O G20 é um bloco poderoso, e a Presidência do Brasil oferece uma oportunidade significativa para liderança global. As tentativas do Brasil de resolver a guerra na Ucrânia, acabar com os combates entre Israel e Hamas, desvalorizar o dólar no comércio internacional e tornar-se membro permanente do Conselho de Segurança da ONU tiveram pouco progresso. Seus investimentos diplomáticos no Brics renderam pouco em termos de influência global. Por outro lado, o G20 oferece uma plataforma séria para Lula canalizar suas ambições na política externa. O G20 é muito mais representativo do que o G7, especialmente agora que inclui a União Africana, mas ainda é um espaço mais fácil para construir consenso do que a ONU. As mais de 100 reuniões do G20 que o Brasil planeja sediar neste ano oferecem uma chance de abordar uma série de questões, incluindo desenvolvimento sustentável, fome, pobreza e conservação.

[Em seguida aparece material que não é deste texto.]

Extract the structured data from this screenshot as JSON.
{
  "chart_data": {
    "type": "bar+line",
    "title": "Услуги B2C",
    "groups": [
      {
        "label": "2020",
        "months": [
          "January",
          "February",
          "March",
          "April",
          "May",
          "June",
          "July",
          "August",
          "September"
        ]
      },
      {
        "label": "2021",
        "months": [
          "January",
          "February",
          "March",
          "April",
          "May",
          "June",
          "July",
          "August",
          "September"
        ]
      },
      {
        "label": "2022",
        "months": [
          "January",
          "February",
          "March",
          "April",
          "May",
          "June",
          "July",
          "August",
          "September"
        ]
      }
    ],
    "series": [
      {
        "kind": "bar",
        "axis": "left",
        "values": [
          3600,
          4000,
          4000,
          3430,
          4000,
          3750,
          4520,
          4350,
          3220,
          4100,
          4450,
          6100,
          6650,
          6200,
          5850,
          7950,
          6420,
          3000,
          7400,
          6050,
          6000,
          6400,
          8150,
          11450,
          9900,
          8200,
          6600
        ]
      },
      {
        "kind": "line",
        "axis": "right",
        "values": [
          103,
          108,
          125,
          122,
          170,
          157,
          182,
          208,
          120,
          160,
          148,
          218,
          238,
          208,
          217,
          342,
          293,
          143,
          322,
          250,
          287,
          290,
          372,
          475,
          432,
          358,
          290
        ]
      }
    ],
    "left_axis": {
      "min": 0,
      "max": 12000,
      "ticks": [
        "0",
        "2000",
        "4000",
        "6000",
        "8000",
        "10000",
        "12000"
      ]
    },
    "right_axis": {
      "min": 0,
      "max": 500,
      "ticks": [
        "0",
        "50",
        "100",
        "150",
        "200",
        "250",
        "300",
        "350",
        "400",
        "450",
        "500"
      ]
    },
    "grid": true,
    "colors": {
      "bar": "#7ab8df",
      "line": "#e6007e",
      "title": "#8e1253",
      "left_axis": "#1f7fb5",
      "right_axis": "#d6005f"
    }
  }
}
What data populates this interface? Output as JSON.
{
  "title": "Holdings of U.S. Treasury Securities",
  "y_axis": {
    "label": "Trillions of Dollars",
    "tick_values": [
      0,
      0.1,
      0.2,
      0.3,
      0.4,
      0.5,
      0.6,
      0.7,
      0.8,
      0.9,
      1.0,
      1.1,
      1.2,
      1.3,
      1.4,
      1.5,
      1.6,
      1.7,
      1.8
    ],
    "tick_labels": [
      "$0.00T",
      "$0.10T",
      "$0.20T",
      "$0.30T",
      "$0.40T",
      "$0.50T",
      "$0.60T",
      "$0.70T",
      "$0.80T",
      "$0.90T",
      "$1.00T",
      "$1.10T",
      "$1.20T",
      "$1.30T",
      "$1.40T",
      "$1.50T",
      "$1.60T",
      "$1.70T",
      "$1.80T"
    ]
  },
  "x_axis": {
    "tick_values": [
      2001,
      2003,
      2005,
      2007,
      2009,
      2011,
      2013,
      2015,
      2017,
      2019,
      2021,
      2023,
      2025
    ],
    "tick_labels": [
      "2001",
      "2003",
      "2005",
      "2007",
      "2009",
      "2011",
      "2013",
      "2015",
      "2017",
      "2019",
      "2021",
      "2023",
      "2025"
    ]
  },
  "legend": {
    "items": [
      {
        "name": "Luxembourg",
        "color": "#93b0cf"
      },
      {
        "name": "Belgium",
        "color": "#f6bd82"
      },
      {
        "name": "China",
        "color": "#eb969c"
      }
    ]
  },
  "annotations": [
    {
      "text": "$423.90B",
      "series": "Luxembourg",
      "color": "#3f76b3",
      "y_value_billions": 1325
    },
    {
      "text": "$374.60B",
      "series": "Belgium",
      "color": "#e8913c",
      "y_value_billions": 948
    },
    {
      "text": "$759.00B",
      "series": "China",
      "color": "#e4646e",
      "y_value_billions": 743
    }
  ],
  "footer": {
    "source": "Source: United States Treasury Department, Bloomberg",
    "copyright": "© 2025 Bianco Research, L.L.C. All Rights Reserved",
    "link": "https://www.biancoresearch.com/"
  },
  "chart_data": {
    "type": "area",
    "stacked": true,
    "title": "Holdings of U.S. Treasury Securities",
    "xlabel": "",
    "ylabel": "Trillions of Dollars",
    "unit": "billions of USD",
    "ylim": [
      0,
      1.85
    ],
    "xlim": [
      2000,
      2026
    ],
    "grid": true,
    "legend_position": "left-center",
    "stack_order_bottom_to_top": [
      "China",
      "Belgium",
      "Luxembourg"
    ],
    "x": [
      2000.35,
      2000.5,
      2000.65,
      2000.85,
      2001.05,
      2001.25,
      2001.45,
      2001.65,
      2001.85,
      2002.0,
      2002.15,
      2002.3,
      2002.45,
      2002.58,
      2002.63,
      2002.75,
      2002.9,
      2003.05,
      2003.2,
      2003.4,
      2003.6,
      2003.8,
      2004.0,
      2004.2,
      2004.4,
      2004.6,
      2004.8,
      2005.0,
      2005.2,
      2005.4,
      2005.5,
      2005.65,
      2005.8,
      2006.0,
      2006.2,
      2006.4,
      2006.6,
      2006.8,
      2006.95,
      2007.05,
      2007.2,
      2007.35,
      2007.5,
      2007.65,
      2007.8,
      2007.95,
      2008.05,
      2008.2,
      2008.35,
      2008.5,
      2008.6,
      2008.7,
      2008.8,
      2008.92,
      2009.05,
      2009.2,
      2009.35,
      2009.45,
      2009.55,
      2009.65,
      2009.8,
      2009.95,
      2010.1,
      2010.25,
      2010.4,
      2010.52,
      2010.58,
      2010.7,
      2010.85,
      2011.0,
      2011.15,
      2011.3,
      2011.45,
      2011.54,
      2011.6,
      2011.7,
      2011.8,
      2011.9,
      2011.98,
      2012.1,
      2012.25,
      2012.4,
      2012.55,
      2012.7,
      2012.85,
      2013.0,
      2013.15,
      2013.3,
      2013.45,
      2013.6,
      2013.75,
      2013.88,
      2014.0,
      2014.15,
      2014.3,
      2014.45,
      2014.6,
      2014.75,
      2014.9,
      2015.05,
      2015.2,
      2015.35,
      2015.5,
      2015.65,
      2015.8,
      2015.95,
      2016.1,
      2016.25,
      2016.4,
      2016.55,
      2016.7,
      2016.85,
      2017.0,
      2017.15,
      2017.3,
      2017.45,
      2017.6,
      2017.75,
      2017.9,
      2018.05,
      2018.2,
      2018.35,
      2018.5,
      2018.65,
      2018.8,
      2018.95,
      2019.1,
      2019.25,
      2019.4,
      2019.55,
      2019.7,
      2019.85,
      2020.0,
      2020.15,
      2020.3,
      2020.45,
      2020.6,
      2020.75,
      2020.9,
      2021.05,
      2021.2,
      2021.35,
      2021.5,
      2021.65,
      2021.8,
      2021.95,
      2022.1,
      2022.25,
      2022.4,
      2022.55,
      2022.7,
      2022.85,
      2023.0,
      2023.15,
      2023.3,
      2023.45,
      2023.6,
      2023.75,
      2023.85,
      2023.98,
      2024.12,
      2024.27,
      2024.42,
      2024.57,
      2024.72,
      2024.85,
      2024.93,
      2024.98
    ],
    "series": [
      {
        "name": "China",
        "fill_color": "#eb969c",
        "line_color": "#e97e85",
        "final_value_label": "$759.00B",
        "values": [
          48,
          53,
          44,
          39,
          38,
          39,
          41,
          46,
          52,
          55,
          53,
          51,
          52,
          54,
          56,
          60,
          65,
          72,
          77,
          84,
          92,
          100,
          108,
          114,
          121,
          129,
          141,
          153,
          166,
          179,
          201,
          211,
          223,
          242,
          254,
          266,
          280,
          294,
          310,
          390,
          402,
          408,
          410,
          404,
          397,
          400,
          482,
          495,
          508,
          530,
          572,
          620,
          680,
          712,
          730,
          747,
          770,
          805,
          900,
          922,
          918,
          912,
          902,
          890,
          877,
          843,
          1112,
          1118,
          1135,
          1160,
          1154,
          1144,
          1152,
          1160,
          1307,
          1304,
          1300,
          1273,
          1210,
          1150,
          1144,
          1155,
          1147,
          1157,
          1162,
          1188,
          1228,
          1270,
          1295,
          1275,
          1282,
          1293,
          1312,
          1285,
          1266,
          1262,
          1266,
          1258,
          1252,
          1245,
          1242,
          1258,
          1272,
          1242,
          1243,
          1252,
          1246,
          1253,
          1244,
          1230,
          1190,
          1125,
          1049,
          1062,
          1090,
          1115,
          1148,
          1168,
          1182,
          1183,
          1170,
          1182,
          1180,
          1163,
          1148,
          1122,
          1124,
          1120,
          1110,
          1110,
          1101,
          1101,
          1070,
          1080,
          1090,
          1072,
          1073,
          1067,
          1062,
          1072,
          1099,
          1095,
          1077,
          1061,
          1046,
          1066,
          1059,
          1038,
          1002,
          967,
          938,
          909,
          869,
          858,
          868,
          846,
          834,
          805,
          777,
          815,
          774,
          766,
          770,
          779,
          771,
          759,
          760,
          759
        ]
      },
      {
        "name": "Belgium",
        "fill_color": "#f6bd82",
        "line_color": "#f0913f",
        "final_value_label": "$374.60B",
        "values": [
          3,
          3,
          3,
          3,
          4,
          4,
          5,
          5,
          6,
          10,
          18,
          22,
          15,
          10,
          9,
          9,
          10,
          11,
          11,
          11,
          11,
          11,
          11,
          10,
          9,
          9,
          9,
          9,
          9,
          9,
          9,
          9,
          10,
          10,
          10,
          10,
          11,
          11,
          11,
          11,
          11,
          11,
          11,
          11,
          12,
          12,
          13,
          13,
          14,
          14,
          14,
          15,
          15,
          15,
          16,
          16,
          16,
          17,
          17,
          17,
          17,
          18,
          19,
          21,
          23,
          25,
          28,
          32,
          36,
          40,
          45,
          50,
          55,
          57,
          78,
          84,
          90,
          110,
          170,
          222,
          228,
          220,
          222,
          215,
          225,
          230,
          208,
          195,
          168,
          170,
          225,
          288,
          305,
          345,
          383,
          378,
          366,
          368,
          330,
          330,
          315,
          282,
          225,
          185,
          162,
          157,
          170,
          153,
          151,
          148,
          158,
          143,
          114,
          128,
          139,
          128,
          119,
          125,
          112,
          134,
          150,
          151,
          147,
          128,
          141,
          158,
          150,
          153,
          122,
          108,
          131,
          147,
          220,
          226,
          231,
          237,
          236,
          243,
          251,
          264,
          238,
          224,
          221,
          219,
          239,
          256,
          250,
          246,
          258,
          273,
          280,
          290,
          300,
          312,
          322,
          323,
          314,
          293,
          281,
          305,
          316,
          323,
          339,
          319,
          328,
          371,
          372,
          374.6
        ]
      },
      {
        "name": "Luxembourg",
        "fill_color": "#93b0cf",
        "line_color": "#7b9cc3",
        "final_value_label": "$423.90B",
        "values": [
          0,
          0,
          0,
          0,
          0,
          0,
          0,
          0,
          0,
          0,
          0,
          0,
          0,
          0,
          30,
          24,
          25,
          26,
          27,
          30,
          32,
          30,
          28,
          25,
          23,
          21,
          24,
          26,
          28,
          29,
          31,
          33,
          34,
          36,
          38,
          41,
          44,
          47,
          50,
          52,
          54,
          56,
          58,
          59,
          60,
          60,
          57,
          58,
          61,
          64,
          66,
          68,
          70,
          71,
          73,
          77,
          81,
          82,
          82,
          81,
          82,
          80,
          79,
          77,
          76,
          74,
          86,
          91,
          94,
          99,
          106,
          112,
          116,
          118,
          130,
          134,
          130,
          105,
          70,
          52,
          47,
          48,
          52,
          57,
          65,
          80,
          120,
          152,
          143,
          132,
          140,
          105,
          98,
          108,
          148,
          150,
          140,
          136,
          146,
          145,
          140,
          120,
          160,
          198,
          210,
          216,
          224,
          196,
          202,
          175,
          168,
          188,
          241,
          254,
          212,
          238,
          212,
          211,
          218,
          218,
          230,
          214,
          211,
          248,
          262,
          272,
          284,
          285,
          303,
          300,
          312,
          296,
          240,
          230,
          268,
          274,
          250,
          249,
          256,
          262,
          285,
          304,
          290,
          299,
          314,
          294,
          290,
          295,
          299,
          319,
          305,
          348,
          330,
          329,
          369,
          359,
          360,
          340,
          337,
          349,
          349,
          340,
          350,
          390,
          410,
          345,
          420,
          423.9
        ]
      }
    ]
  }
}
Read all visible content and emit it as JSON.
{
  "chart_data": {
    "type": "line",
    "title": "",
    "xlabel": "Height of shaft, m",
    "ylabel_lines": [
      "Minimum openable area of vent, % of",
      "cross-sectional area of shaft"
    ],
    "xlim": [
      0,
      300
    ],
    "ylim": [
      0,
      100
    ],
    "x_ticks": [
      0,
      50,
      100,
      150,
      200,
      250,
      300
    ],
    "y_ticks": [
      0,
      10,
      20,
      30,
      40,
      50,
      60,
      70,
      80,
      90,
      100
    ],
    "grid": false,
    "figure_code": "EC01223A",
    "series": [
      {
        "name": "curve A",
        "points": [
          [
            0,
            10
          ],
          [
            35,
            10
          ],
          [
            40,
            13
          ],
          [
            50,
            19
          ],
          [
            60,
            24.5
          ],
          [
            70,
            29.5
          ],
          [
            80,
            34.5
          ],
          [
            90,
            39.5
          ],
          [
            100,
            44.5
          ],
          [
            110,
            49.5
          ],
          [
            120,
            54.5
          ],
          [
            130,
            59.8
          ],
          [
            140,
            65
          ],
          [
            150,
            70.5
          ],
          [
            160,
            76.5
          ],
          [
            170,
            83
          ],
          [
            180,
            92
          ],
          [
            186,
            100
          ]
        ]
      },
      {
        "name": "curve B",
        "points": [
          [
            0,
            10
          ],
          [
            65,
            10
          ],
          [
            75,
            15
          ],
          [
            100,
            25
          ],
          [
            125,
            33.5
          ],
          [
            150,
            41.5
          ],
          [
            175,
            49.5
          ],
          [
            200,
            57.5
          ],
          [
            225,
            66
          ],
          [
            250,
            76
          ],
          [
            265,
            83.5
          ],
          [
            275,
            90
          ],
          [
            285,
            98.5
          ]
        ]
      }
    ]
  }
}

A presidência da Índia no G20 pode trazer algumas lições para o Brasil?

O primeiro-ministro Narendra Modi aproveitou ao máximo a presidência da Índia no G20, e muitas das questões que ele colocou na agenda, incluindo a transformação digital, são altamente relevantes para o Brasil e o restante da região. Dado o interesse da Índia na continuidade no G20 e a crescente atenção dela para a América Latina — o Ministro das Relações Exteriores, Subrahmanyam Jaishankar, visitou a Guiana, o Panamá, a Colômbia e a República Dominicana no ano passado —, há uma grande oportunidade para Nova Déli e Brasília trabalharem juntas no G20.